McDonald’s is poised to earn some profit from its $5 meal deal, although the margins will be modest. According to restaurant analyst Mark Kalinowski, the combo meal is expected to yield a profit margin between 1% and 5%, translating to approximately $0.05 to $0.25 for each bundle sold.
Kalinowski noted that this initiative is aimed at attracting inflation-weary customers back into the restaurants, hoping to entice them to purchase more than just the $5 meal. However, profitability will largely depend on various factors, including ingredient costs, labor, and overhead expenses.
Arlene Spiegel, president of Arlene Spiegel & Associates, indicated that the $5 meal deal is “more promotional than profitable.” While the meal might help draw customers into the restaurant, it does not guarantee that franchise owners will benefit from those profits.

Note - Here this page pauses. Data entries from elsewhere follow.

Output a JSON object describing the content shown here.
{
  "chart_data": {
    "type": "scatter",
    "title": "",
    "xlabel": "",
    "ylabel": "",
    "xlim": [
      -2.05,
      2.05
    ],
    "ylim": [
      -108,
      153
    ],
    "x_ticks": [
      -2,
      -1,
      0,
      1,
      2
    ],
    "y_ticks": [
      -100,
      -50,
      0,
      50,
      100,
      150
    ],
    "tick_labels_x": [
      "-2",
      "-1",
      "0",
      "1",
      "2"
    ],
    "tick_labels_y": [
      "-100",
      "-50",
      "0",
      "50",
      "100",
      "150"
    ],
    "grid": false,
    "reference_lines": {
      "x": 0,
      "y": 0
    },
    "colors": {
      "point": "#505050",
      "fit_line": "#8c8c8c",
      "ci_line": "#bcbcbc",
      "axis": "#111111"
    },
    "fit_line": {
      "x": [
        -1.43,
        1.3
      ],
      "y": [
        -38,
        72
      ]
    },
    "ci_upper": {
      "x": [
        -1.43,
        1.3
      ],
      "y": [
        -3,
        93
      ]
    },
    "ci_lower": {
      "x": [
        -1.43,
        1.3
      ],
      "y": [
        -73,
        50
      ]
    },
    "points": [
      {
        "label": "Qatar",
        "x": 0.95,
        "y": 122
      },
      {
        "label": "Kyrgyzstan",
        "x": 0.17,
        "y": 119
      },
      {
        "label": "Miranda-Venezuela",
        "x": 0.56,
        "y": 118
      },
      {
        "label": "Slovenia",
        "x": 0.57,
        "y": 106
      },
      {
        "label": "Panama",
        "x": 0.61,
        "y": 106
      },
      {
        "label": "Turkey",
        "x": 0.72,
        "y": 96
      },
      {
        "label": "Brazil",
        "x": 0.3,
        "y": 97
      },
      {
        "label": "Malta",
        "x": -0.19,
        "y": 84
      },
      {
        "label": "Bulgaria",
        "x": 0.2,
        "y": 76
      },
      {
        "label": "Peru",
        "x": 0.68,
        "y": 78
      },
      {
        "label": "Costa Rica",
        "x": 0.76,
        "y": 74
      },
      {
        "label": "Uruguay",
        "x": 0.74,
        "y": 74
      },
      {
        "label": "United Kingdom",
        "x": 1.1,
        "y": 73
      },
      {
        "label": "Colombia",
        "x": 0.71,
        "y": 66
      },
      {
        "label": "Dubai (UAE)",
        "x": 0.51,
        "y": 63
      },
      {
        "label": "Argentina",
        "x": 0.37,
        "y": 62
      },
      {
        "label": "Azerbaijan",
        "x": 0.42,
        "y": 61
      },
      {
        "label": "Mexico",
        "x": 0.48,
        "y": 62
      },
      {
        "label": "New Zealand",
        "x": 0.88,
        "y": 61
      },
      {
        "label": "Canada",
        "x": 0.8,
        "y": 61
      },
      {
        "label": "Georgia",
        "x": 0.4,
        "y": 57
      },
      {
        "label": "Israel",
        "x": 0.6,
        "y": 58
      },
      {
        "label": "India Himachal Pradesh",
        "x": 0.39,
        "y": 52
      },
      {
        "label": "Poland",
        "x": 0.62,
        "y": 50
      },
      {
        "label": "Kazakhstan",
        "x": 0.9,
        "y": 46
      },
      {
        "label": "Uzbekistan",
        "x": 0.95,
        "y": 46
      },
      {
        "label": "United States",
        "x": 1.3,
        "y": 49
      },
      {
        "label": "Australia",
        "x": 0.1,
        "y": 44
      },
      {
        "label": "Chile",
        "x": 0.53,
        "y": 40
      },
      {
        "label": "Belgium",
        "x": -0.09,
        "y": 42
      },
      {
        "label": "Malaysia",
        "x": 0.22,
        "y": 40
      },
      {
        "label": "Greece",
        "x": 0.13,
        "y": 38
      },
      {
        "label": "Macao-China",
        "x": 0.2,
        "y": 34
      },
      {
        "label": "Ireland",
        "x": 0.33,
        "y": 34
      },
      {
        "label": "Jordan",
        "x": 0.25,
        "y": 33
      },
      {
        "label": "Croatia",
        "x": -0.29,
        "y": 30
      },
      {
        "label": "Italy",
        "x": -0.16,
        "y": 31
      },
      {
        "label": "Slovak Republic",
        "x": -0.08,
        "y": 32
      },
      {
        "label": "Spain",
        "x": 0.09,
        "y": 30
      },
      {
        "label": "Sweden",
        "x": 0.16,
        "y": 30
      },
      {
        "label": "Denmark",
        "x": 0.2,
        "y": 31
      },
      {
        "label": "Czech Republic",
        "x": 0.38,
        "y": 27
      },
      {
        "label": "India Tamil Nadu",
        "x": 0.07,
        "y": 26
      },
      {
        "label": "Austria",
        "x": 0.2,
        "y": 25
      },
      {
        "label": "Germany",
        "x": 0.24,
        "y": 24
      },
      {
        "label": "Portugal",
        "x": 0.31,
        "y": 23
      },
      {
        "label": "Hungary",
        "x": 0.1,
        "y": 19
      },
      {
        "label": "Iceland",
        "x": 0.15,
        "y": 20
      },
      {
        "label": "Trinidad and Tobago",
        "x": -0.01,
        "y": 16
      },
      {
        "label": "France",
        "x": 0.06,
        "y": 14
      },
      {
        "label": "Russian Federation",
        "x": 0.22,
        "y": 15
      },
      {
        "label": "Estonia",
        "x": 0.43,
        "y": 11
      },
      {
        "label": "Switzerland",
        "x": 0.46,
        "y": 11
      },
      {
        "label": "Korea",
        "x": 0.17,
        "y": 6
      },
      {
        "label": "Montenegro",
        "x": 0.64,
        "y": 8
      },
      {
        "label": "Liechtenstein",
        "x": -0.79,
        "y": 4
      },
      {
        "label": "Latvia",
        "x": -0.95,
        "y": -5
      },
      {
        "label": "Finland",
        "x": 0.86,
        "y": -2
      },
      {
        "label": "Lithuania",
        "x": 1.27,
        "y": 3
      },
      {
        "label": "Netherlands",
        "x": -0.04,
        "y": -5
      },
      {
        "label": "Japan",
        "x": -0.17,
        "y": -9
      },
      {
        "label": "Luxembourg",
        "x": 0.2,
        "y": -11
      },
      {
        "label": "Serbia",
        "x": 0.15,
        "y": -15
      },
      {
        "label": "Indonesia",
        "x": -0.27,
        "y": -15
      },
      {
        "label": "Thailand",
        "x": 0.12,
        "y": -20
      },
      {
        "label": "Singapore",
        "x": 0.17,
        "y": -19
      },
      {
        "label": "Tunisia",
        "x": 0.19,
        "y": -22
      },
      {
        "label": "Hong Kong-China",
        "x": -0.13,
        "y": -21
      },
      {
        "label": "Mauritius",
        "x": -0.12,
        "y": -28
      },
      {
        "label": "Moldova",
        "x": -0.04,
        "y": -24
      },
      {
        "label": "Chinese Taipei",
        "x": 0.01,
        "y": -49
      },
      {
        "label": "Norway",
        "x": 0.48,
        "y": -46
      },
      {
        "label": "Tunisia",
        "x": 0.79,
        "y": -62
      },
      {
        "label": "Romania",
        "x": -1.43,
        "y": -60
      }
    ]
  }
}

With around 95% of McDonald’s locations being franchise-owned, individual owners determine their own pricing and face additional expenses such as rent, insurance, permits, and taxes. In May, Joe Erlinger, McDonald’s U.S. president, mentioned that franchisees often implement promotional deals like the $5 meal to manage these overhead costs.
However, Spiegel cautioned that the bundle serves primarily as a “loss leader” to attract and reacquire customers. Once all costs—including labor, packaging, condiments, delivery fees, and marketing—are considered, franchise owners essentially eliminate any potential profit from the deal.